On Fri, Apr 27, 2012 at 09:37:46AM -0700, kar...@mailcan.com wrote:
> On Fri, Apr 27, 2012, at 05:32 PM, Jim Reid wrote:
> > This is beginning to smell very  
> > much like something the DNS already provides for free.
> 
> If that auto-expiry hash table functionality is not already build 
> into Postfix (which would be kind of nice to have for other things 
> to; may look into it cobbling it up anyway), then that's a good 
> point.  At the moment, the only difference being the 'network 
> traffic' to/from the DNS server.  Likely not much of a burden.  I 
> could address it if need be by putting a caching DNS slave on the 
> same box as the Postfix server. Overkill, it sounds like.

It's never overkill to run a caching resolver on even a minor Postfix 
box. On the contrary, I'd say it's essential.
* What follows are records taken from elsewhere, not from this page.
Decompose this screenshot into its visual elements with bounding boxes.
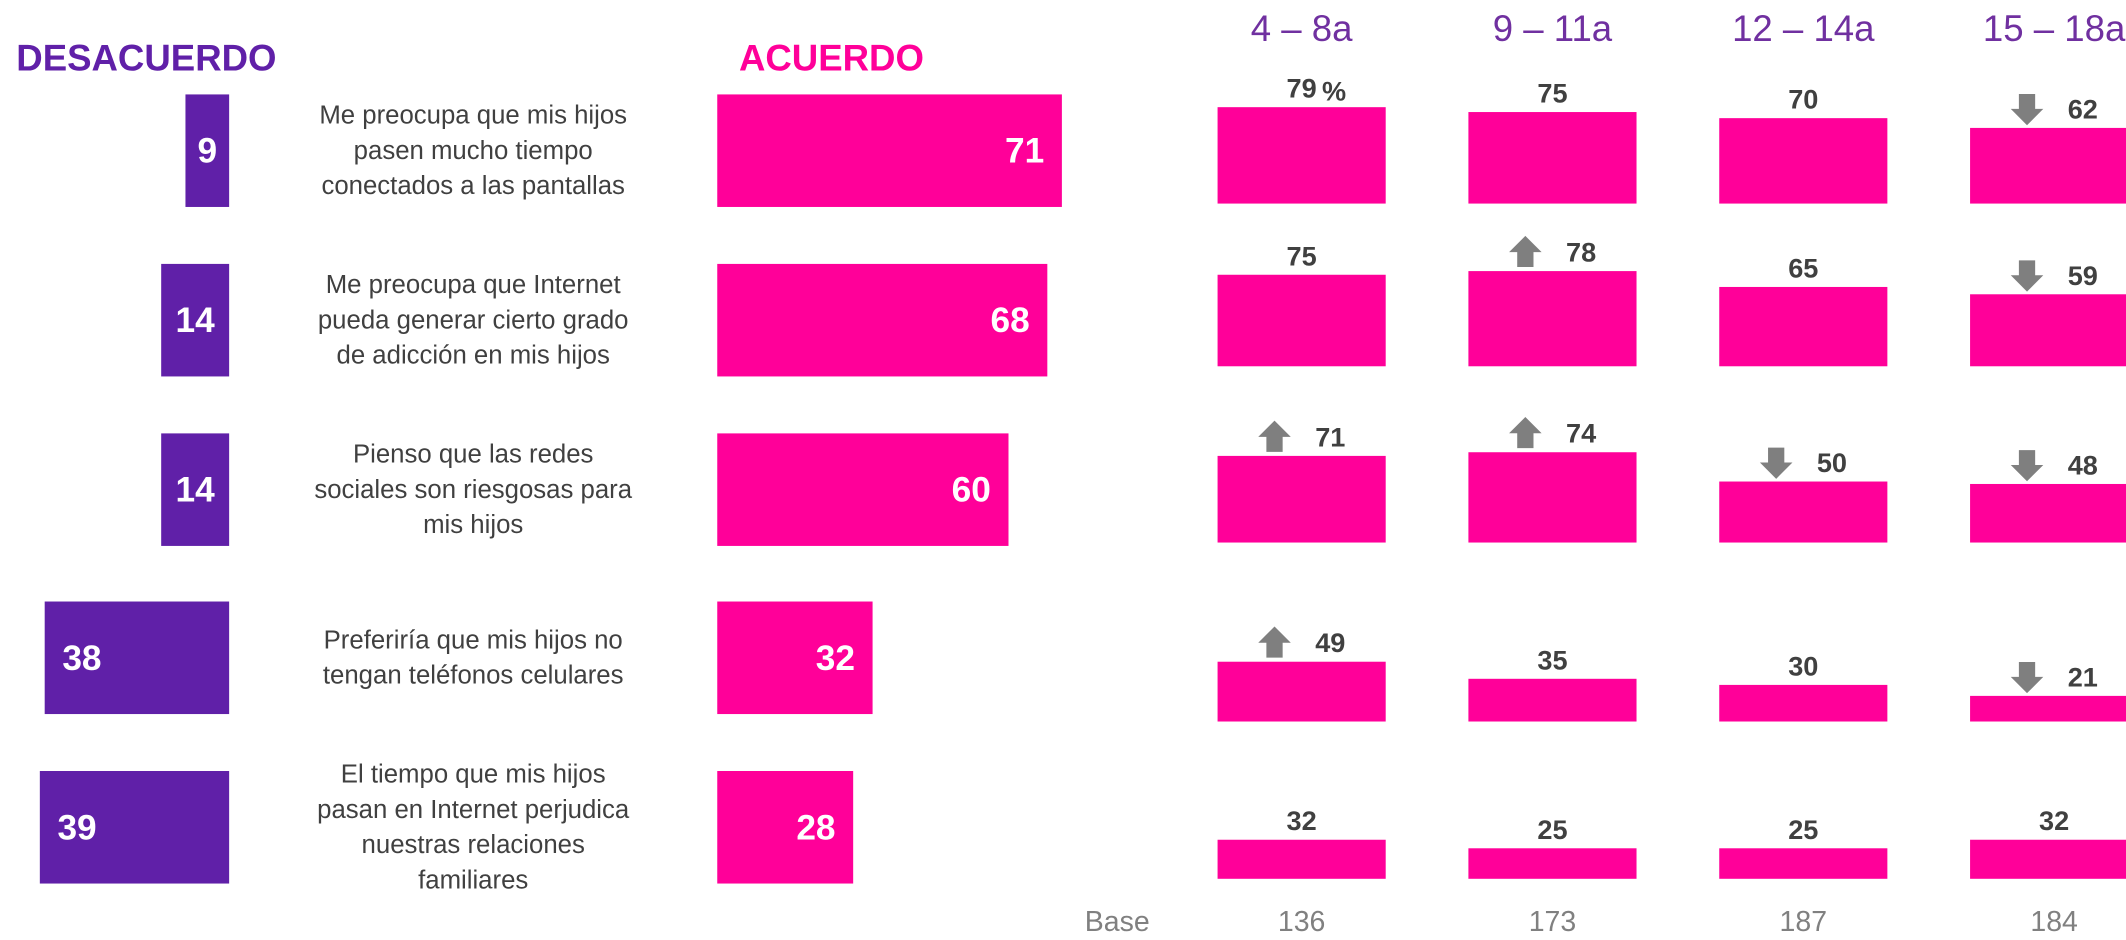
chart-title: ACUERDO [739,38,924,79]
value-label: 21 [2068,661,2098,692]
trend-arrow [2010,661,2044,694]
value-label: 9 [197,132,217,171]
value-label: 65 [1788,252,1818,283]
chart-title: DESACUERDO [16,38,276,79]
value-label: 48 [2068,449,2098,480]
bar [1970,127,2126,204]
trend-arrow [2010,260,2044,292]
value-label: 30 [1788,650,1818,681]
age-title: 15 – 18a [1983,8,2126,49]
bar [1217,839,1386,879]
trend-arrow [1258,626,1291,658]
statement: El tiempo que mis hijos pasan en Internet… [317,761,630,895]
bar [1719,481,1888,543]
bar [717,601,873,715]
bar [1719,848,1888,879]
value-label: 14 [176,471,216,510]
bar [1217,274,1386,367]
value-label: 74 [1566,418,1596,449]
bar [185,94,230,207]
statement: Preferiría que mis hijos no tengan teléfo… [323,626,624,689]
base-value: 184 [2030,906,2078,938]
bar [161,433,230,546]
trend-arrow [1759,447,1793,479]
bar [717,94,1062,207]
value-label: 62 [2068,93,2098,124]
base-label: Base [1085,906,1150,938]
value-label: 75 [1287,240,1317,271]
trend-arrow [1258,420,1291,452]
age-title: 9 – 11a [1493,8,1613,49]
bar [44,601,230,715]
value-label: 25 [1537,814,1567,845]
bar [1970,483,2126,543]
base-value: 187 [1780,906,1828,938]
base-value: 136 [1278,906,1325,938]
bar [717,263,1048,377]
statement: Pienso que las redes sociales son riesgos… [314,441,632,540]
bar [717,771,854,884]
bar [1217,107,1386,204]
value-label: 38 [62,639,101,678]
statement: Me preocupa que mis hijos pasen mucho tie… [319,102,627,201]
bar [1217,661,1386,722]
trend-arrow [1509,235,1542,268]
value-label: 35 [1537,644,1567,675]
bar [161,263,230,377]
bar [39,771,230,884]
value-label: 71 [1005,132,1044,171]
trend-arrow [1509,416,1542,449]
value-label: 71 [1315,421,1345,452]
bar [1719,118,1888,204]
statement: Me preocupa que Internet pueda generar ci… [318,271,629,370]
value-label: 49 [1315,627,1345,658]
value-label: 32 [816,639,855,678]
age-title: 4 – 8a [1251,8,1353,49]
base-value: 173 [1529,906,1577,938]
value-label: 39 [57,808,96,847]
value-label: 25 [1788,814,1818,845]
bar [1719,684,1888,722]
value-label: 68 [990,301,1029,340]
trend-arrow [2010,94,2044,126]
unit-label: % [1322,75,1346,106]
age-title: 12 – 14a [1732,8,1875,49]
trend-arrow [2010,450,2044,482]
bar [717,433,1009,546]
bar [1468,112,1637,204]
value-label: 60 [952,471,991,510]
bar [1217,455,1386,543]
value-label: 28 [796,808,835,847]
bar [1468,271,1637,367]
value-label: 75 [1537,78,1567,109]
bar [1970,839,2126,879]
value-label: 78 [1566,237,1596,268]
value-label: 32 [2039,805,2069,836]
value-label: 59 [2068,260,2098,291]
bar [1719,286,1888,367]
bar [1970,294,2126,367]
value-label: 32 [1287,805,1317,836]
value-label: 79 [1287,73,1317,104]
bar [1468,452,1637,543]
value-label: 14 [176,301,216,340]
bar [1468,848,1637,879]
bar [1970,695,2126,722]
value-label: 70 [1788,84,1818,115]
value-label: 50 [1817,447,1847,478]
bar [1468,678,1637,722]
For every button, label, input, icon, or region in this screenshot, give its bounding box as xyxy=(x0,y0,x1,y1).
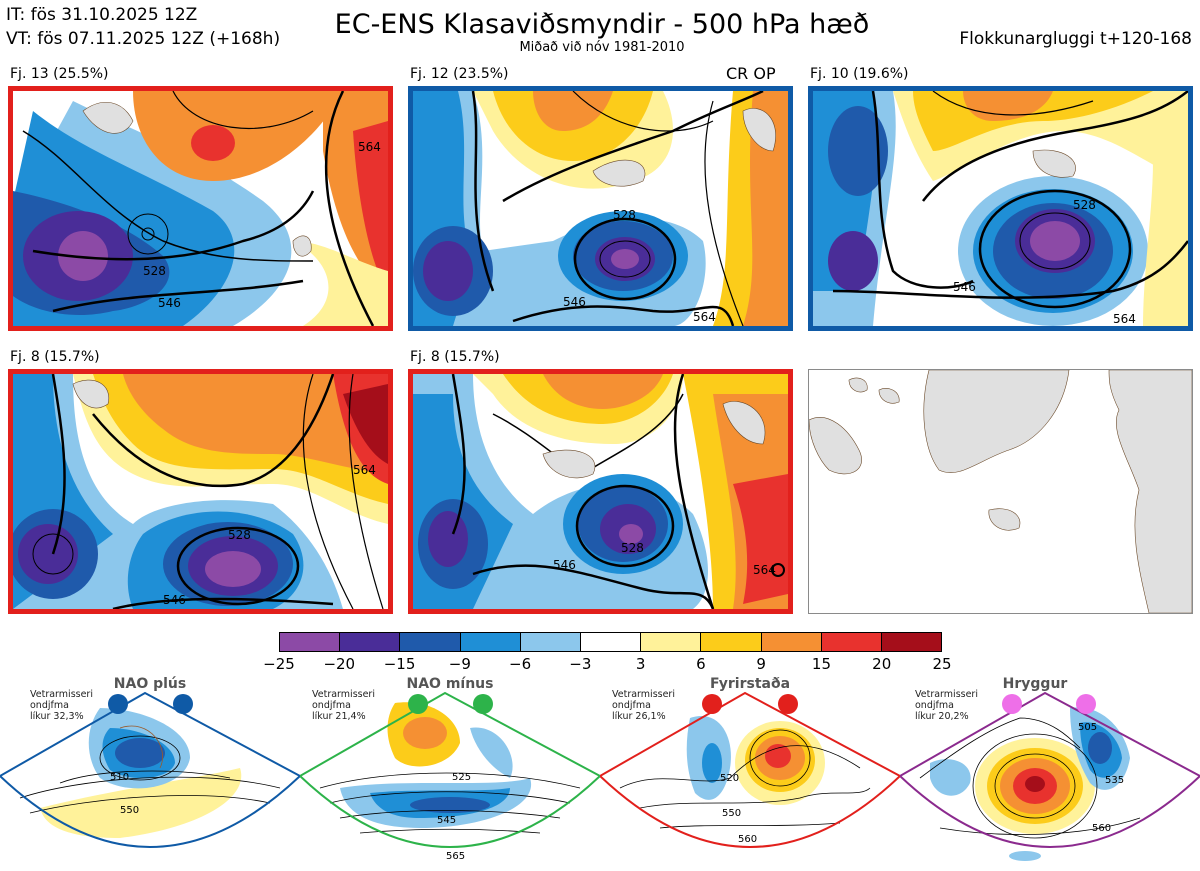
contour-label: 545 xyxy=(437,815,456,826)
panel-label-3: Fj. 10 (19.6%) xyxy=(810,66,909,82)
colorbar-segment xyxy=(580,633,642,651)
panel-label-1: Fj. 13 (25.5%) xyxy=(10,66,109,82)
cluster-panel-2[interactable]: 528 546 564 xyxy=(408,86,793,331)
cluster-map-4: 528 546 564 xyxy=(13,374,388,609)
contour-label-546: 546 xyxy=(563,295,586,309)
colorbar-tick-label: −6 xyxy=(509,655,532,673)
colorbar-segment xyxy=(520,633,581,651)
colorbar-segment xyxy=(821,633,882,651)
colorbar-tick-label: −20 xyxy=(323,655,356,673)
regime-dot-right xyxy=(778,694,798,714)
regime-title: Fyrirstaða xyxy=(709,676,791,692)
colorbar-segment xyxy=(280,633,341,651)
colorbar xyxy=(279,632,942,652)
cluster-map-2: 528 546 564 xyxy=(413,91,788,326)
colorbar-segment xyxy=(460,633,521,651)
regime-dot-right xyxy=(1076,694,1096,714)
contour-label-546: 546 xyxy=(158,296,181,310)
cluster-panel-4[interactable]: 528 546 564 xyxy=(8,369,393,614)
regime-frame xyxy=(300,691,600,848)
regime-dot-right xyxy=(473,694,493,714)
control-run-tag: CR OP xyxy=(726,64,776,83)
contour-label-546: 546 xyxy=(953,280,976,294)
page-subtitle: Miðað við nóv 1981-2010 xyxy=(519,40,685,55)
regime-map-nao-plus: 510 550 xyxy=(0,691,300,848)
regime-dot-left xyxy=(702,694,722,714)
cluster-panel-3[interactable]: 528 546 564 xyxy=(808,86,1193,331)
regime-frame xyxy=(600,691,900,848)
regime-map-nao-minus: 525 545 565 xyxy=(300,691,600,862)
base-map xyxy=(809,370,1192,613)
colorbar-tick-label: 15 xyxy=(811,655,831,673)
contour-label: 510 xyxy=(110,772,129,783)
contour-label: 520 xyxy=(720,773,739,784)
cluster-map-3: 528 546 564 xyxy=(813,91,1188,326)
colorbar-segment xyxy=(400,633,461,651)
contour-label-546: 546 xyxy=(163,593,186,607)
contour-label-546: 546 xyxy=(553,558,576,572)
contour-label: 560 xyxy=(738,834,757,845)
colorbar-tick-label: −25 xyxy=(263,655,295,673)
cluster-map-1: 528 546 564 xyxy=(13,91,388,326)
contour-label-564: 564 xyxy=(353,463,376,477)
page-title: EC-ENS Klasaviðsmyndir - 500 hPa hæð xyxy=(334,9,870,40)
colorbar-tick-label: −3 xyxy=(569,655,592,673)
colorbar-tick-label: 6 xyxy=(696,655,706,673)
contour-label: 550 xyxy=(722,808,741,819)
regime-title: Hryggur xyxy=(1002,676,1068,692)
contour-label-564: 564 xyxy=(693,310,716,324)
colorbar-segment xyxy=(641,633,702,651)
colorbar-tick-label: −15 xyxy=(383,655,416,673)
regime-title: NAO mínus xyxy=(406,676,494,692)
contour-label-564: 564 xyxy=(753,563,776,577)
regime-note: Vetrarmisseri ondjfma líkur 26,1% xyxy=(612,689,675,722)
colorbar-tick-label: 3 xyxy=(635,655,646,673)
regime-note: Vetrarmisseri ondjfma líkur 21,4% xyxy=(312,689,375,722)
panel-label-4: Fj. 8 (15.7%) xyxy=(10,349,100,365)
contour-label: 535 xyxy=(1105,775,1124,786)
contour-label: 505 xyxy=(1078,722,1097,733)
contour-label: 560 xyxy=(1092,823,1111,834)
regime-frame xyxy=(0,691,300,848)
contour-label-564: 564 xyxy=(1113,312,1136,326)
regime-title: NAO plús xyxy=(113,676,187,692)
contour-label: 550 xyxy=(120,805,139,816)
regime-dot-left xyxy=(408,694,428,714)
regime-map-ridge: 505 535 560 xyxy=(900,691,1200,861)
contour-label-528: 528 xyxy=(1073,198,1096,212)
contour-label: 525 xyxy=(452,772,471,783)
valid-time: VT: fös 07.11.2025 12Z (+168h) xyxy=(6,29,281,49)
regime-dot-left xyxy=(1002,694,1022,714)
contour-label-564: 564 xyxy=(358,140,381,154)
regime-frame xyxy=(900,691,1200,848)
cluster-map-5: 528 546 564 xyxy=(413,374,788,609)
colorbar-tick-label: 20 xyxy=(872,655,892,673)
contour-label-528: 528 xyxy=(621,541,644,555)
colorbar-tick-label: −9 xyxy=(448,655,471,673)
contour-label-528: 528 xyxy=(613,208,636,222)
cluster-panel-5[interactable]: 528 546 564 xyxy=(408,369,793,614)
regime-note: Vetrarmisseri ondjfma líkur 32,3% xyxy=(30,689,93,722)
classification-window: Flokkunargluggi t+120-168 xyxy=(959,29,1192,49)
contour-label-528: 528 xyxy=(143,264,166,278)
regime-dot-left xyxy=(108,694,128,714)
colorbar-tick-label: 9 xyxy=(756,655,766,673)
cluster-panel-1[interactable]: 528 546 564 xyxy=(8,86,393,331)
contour-label: 565 xyxy=(446,851,465,862)
regime-note: Vetrarmisseri ondjfma líkur 20,2% xyxy=(915,689,978,722)
initial-time: IT: fös 31.10.2025 12Z xyxy=(6,5,198,25)
colorbar-segment xyxy=(761,633,822,651)
regime-dot-right xyxy=(173,694,193,714)
panel-label-2: Fj. 12 (23.5%) xyxy=(410,66,509,82)
colorbar-tick-label: 25 xyxy=(932,655,952,673)
regime-map-blocking: 520 550 560 xyxy=(600,691,900,848)
colorbar-segment xyxy=(340,633,401,651)
colorbar-segment xyxy=(881,633,942,651)
contour-label-528: 528 xyxy=(228,528,251,542)
empty-map-panel xyxy=(808,369,1193,614)
colorbar-segment xyxy=(701,633,762,651)
panel-label-5: Fj. 8 (15.7%) xyxy=(410,349,500,365)
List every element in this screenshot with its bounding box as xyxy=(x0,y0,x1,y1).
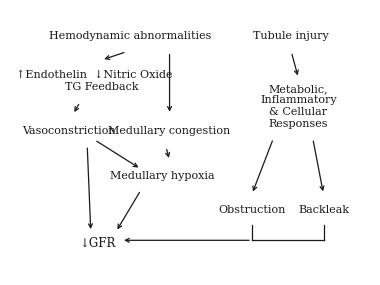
Text: Obstruction: Obstruction xyxy=(218,205,286,215)
Text: Vasoconstriction: Vasoconstriction xyxy=(22,126,116,136)
Text: Hemodynamic abnormalities: Hemodynamic abnormalities xyxy=(49,31,211,41)
Text: ↑Endothelin  ↓Nitric Oxide
    TG Feedback: ↑Endothelin ↓Nitric Oxide TG Feedback xyxy=(16,70,173,92)
Text: Tubule injury: Tubule injury xyxy=(253,31,329,41)
Text: Metabolic,
Inflammatory
& Cellular
Responses: Metabolic, Inflammatory & Cellular Respo… xyxy=(260,84,337,129)
Text: Medullary congestion: Medullary congestion xyxy=(108,126,231,136)
Text: ↓GFR: ↓GFR xyxy=(80,237,116,250)
Text: Backleak: Backleak xyxy=(298,205,349,215)
Text: Medullary hypoxia: Medullary hypoxia xyxy=(110,171,215,181)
One other comment: yes, you can do things to make any DNSBL hit a 
permanent cause for rejection. A simple approach would be to parse 
logs and populate a check_client_access map therefrom.

But consider this: the TTL of a DNSBL listing is a feature. Sometimes 
legitimate sites will be listed, for example, in the CBL. Once they 
clean up the problem, do you still want to block them?